When you are a professional baseball player constantly on the road, home is wherever your family is. That’s why one close-knit Arizona couple so treasured traveling with their two young children in tow, following the husband’s major league games around the country. But after years of adventures across America’s iconic ballparks, the family longed to plant deeper roots in their native state. “We wanted our home to become the hub for our families, where everyone could be together,” the wife shares.
They already loved so much of their newly constructed house in Tempe, with its rotunda entryway, arched windows and tall ceilings. But the space lacked those tangible and intangible layers that give residences a sense of belonging. “They needed to experience that welcoming feeling right when you walk in,” says interior designer Britany Simon, whom the family recruited to help make this dwelling completely their own.
The most important thing to the couple was a “family vibe,” the wife says. “I wanted it to be elevated, but also homey.” Simon’s first step in this balance was ensuring the furniture worked with the architectural details. To anchor the round entrance hall, for example, Simon chose a hefty concrete pedestal table and fluted stool in statuary white, echoing the space’s shapely outlines. Veins of glamour also run through the special occasion areas, “which we made more polished—literally—by adding metals and mirrors,” she notes. Stainless steel chairs in the dining room as well as a glossy velvet tufted sofa and oversize mirror in the living room infuse the abode with luxurious touches.
For more informal areas, like the family room and breakfast nook, Simon favored streamlined versions of classic shapes to “achieve that mix of modern and traditional,” the designer explains. But she incorporated understated textures for a more relaxed atmosphere, such as the deep-seated sectional covered in nubby bouclé and the custom oversize coffee table made from salvaged Douglas fir. Those finishes “really ground the space in warmth,” she says. Swivel armchairs and ottomans also offer dynamic seating options, adaptable for both quiet family nights and large weekend gatherings with friends. “In our projects, we always like to include pieces that can be easily moved around wherever an extra person needs to join a conversation,” Simon notes.

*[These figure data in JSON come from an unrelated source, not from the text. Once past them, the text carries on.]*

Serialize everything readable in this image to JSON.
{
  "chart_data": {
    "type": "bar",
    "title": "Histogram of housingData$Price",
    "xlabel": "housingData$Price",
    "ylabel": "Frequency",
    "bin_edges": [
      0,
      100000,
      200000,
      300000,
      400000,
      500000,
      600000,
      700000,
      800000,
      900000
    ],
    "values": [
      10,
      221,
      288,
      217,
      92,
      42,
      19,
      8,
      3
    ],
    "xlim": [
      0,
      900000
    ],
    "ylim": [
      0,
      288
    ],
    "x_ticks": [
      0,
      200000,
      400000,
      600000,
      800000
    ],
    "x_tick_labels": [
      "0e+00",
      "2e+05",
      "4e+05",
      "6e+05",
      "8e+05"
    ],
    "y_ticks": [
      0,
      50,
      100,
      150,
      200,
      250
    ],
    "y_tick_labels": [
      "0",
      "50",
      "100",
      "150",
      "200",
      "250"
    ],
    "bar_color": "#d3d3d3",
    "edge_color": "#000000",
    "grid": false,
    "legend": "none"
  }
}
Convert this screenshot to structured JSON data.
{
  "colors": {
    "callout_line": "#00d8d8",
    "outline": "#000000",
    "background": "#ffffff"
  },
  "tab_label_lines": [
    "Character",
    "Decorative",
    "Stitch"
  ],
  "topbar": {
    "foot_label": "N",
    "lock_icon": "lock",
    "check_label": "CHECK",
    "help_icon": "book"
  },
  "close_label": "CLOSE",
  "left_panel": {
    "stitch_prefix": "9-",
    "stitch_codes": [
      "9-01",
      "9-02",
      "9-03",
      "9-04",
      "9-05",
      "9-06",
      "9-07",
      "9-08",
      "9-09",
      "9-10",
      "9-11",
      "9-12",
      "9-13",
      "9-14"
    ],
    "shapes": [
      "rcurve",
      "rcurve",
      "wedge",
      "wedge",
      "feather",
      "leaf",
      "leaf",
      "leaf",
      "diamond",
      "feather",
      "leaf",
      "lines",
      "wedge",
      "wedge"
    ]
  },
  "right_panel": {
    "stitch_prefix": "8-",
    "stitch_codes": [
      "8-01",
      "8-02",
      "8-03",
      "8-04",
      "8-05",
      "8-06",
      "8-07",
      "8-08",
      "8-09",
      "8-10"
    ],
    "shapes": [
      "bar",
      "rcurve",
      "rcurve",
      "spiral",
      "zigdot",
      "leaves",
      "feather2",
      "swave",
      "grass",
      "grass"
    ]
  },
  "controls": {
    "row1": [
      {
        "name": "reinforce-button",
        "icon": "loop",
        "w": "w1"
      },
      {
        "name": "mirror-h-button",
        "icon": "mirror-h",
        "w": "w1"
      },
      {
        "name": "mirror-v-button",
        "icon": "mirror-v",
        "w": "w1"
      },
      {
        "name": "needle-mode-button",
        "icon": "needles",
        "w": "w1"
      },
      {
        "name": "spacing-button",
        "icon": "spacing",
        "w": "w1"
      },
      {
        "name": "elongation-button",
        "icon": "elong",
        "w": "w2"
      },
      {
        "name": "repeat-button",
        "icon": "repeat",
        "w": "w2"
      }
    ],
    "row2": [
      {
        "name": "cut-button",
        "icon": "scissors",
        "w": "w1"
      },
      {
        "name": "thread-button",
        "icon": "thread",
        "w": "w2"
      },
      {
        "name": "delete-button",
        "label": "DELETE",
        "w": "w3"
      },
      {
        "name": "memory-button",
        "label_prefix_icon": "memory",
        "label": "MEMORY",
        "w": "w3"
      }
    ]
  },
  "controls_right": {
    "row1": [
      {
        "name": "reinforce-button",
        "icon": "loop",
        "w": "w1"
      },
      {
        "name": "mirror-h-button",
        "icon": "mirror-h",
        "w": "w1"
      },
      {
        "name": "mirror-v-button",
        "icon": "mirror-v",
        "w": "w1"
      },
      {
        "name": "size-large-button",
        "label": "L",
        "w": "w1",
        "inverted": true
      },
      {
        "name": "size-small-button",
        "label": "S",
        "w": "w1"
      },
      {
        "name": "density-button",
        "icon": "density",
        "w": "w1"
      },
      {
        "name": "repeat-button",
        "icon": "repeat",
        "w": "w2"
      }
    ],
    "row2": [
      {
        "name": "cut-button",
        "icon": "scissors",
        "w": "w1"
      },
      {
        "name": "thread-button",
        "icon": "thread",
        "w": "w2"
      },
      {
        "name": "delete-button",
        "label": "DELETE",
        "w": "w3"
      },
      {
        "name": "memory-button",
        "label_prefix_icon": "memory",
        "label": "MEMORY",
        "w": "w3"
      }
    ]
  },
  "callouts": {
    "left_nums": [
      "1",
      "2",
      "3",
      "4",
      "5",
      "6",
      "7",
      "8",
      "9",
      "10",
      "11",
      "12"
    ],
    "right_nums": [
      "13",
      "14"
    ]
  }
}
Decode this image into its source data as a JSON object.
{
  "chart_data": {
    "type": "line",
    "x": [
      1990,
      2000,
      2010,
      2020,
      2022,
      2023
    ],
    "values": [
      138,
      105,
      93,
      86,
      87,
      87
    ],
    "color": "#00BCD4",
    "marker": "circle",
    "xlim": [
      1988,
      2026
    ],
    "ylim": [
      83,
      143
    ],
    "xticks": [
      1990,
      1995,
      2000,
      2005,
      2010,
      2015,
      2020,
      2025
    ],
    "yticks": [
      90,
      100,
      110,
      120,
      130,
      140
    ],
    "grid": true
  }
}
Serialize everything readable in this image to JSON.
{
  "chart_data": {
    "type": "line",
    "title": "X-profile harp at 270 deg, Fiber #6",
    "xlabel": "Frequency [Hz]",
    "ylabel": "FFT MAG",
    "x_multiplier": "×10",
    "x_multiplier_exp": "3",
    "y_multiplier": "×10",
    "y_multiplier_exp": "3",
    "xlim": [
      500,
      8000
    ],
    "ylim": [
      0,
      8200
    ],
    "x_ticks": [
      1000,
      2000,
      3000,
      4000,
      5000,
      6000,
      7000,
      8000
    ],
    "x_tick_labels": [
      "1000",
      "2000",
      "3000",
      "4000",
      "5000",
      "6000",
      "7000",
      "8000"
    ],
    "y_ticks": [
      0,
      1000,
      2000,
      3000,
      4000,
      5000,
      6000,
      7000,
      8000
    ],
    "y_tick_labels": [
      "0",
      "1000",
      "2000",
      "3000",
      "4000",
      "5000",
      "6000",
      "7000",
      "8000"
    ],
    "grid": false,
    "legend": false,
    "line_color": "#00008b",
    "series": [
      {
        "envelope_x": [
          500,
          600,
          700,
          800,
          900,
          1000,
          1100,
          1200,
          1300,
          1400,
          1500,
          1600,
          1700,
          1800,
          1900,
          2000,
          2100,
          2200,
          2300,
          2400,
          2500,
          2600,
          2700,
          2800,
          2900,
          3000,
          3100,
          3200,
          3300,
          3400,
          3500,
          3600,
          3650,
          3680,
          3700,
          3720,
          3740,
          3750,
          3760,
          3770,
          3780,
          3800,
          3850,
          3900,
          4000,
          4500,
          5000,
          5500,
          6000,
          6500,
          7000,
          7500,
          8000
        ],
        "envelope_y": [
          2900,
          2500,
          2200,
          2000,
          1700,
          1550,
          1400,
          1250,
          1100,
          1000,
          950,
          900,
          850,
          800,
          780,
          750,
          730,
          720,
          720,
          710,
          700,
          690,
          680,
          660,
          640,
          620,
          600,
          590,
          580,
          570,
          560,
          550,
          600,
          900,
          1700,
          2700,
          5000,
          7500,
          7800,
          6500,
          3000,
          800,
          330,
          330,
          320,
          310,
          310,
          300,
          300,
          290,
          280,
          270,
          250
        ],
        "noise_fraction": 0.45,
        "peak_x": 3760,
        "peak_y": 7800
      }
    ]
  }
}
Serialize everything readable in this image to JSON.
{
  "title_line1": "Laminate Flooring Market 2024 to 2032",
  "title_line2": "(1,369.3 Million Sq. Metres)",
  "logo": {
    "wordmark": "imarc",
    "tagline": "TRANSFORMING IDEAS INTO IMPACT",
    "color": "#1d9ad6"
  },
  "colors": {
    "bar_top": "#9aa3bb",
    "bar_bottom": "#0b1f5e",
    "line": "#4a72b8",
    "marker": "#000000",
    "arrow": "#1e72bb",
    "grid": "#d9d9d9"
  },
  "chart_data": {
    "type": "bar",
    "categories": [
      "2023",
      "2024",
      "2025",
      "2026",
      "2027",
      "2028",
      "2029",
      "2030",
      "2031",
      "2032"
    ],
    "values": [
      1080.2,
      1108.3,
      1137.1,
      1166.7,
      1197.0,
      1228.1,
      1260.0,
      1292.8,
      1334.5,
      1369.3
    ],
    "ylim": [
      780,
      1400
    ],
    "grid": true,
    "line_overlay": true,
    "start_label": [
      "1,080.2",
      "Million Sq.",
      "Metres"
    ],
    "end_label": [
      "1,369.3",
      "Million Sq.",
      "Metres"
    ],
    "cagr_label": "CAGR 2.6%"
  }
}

Though the clients were open to wandering outside their comfort zone, they did have one major request: “They wanted a really quiet color palette, so the spaces would feel airy,” Simon says. The muted tones marked a notable departure for her team, known for their bold strokes of color. “But we liked the challenge,” the designer adds. “We kept everything fairly light, with creams, whites, taupes and beiges throughout.” The lone exceptions were reserved for personal gestures, like the framed sports uniforms in the media room, including the couple’s letterman jackets from their early days as high school sweethearts. Of course, rooms in varying shades of white don’t naturally seem child-friendly, but Simon focused on integrating durable performance-quality textiles, weathered woods and hardy metals so “they could live in their home without feeling like it’s a burden,” she says.
Away from these central gathering areas, Simon made sure to cultivate more private, personal niches. Layered in mirrored finishes, velvet throws and lush drapes, the main bedroom “feels like a retreat,” the wife notes. “I go in there and I feel at peace.” The couple particularly enjoys brief moments of quiet in the bedroom’s sitting area, which showcases a curvaceous loveseat “that seems almost made for that space,” the designer says. Meanwhile, the children claim their own domain in the whimsical playroom, where Simon commissioned a hand-painted tree mural, reinforced climbing wall, and custom dollhouse mimicking the dwelling’s colors and textures. “The wife always talks about how much the kids miss that space when they’re away,” Simon shares. “It’s one of the first places they run to when they come home.”
The designer never lost sight of the fact that the clients would frequently leave this house for long sojourns. Distance would only concentrate their longing for home and deepen that precious moment of return as they reunite with family and friends. “And that’s my favorite part,” Simon says. “It’s so rewarding to know that you’re creating spaces that are not only functional, but also make them feel good and represent who they are.”